As Anentropic said, you don’t have to implement an abstractproperty as another property.

However, one thing all answers seem to neglect is Python’s member slots (the __slots__ class attribute). Users of your ABCs required to implement abstract properties could simply define them within __slots__ if all that’s needed is a data attribute.

So with something like,

class AbstractFoo(abc.ABC):
    __slots__ = ()

    bar = abc.abstractproperty()

Users can define sub-classes simply like,

class Foo(AbstractFoo):
    __slots__ = 'bar',  # the only requirement

    # define Foo as desired

    def __init__(self):
        self.bar = ...

Here, Foo.bar behaves like a regular instance attribute, which it is, just implemented differently. This is simple, efficient, and avoids the @property boilerplate that you described.

This works whether or not ABCs define __slots__ at their class’ bodies. However, going with __slots__ all the way not only saves memory and provides faster attribute accesses but also gives a meaningful descriptor instead of having intermediates (e.g. bar = None or similar) in sub-classes.1

A few answers suggest doing the "abstract" attribute check after instantiation (i.e. at the meta-class __call__() method) but I find that not only wasteful but also potentially inefficient as the initialization step could be a time-consuming one.

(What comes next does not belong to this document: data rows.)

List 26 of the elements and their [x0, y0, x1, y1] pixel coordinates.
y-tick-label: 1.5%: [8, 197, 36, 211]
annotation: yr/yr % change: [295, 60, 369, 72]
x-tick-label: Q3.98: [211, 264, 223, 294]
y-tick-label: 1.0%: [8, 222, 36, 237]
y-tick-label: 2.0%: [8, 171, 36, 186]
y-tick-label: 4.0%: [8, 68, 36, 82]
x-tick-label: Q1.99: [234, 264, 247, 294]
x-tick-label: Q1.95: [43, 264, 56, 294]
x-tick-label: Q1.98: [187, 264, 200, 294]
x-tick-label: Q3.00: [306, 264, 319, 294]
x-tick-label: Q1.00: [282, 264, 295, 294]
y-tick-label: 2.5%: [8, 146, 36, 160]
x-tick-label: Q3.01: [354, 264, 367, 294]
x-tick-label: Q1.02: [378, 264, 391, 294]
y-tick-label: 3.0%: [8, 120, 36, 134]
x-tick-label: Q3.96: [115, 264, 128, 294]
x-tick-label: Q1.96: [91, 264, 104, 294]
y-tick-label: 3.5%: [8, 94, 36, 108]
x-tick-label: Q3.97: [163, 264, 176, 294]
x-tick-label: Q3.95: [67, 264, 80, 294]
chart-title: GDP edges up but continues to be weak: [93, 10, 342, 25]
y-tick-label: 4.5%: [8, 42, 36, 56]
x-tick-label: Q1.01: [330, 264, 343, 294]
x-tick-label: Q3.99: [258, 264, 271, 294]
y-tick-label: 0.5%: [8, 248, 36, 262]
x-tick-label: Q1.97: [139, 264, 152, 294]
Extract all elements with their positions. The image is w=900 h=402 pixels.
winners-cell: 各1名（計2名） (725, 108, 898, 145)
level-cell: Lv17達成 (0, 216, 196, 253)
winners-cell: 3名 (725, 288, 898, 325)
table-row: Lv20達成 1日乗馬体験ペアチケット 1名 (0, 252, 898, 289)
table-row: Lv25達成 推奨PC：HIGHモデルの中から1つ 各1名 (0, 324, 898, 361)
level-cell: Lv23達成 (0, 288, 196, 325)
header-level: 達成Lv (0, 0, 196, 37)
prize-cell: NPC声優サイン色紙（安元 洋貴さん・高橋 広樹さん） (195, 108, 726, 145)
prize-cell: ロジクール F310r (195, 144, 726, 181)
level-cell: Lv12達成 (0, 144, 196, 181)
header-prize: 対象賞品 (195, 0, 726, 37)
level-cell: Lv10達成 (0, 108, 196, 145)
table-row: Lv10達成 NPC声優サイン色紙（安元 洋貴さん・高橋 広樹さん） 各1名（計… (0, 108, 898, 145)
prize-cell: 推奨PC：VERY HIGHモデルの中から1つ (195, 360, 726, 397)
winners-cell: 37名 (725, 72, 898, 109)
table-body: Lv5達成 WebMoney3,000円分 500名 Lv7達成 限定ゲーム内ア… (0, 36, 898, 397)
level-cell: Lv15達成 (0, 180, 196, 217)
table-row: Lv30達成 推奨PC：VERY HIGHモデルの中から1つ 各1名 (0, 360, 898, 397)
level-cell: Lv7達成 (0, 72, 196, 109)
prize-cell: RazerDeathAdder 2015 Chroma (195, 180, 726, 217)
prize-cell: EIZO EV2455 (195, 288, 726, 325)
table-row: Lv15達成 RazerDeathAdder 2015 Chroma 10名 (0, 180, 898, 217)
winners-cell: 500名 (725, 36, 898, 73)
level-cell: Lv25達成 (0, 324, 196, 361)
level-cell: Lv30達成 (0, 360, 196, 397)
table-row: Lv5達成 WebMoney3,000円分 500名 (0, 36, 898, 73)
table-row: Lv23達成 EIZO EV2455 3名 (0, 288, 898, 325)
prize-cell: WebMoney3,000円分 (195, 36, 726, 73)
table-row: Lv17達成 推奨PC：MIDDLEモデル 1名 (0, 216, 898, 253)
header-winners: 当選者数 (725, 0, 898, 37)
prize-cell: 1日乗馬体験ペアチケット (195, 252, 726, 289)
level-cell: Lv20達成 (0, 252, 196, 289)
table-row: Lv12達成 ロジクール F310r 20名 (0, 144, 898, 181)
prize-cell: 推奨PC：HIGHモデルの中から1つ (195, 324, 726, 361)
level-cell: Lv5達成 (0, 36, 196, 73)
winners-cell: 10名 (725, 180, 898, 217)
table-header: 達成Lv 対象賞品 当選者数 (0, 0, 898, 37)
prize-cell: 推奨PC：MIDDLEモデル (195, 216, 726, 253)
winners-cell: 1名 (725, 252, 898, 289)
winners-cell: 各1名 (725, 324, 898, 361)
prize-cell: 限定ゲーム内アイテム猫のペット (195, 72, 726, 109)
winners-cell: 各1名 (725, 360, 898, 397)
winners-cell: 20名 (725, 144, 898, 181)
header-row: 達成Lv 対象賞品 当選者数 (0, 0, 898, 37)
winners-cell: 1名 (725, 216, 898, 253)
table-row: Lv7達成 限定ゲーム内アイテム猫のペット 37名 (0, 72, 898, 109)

In short, what’s required for sub-classes of ABCs is to override the relevant descriptor (be it a property or a method), it doesn’t matter how, and documenting to your users that it’s possible to use __slots__ as implementation for abstract properties seems to me as the more adequate approach.


1 In any case, at the very least, ABCs should always define an empty __slots__ class attribute because otherwise sub-classes are forced to have __dict__ (dynamic attribute access) and __weakref__ (weak reference support) when instantiated. See the abc or collections.abc modules for examples of this being the case within the standard library.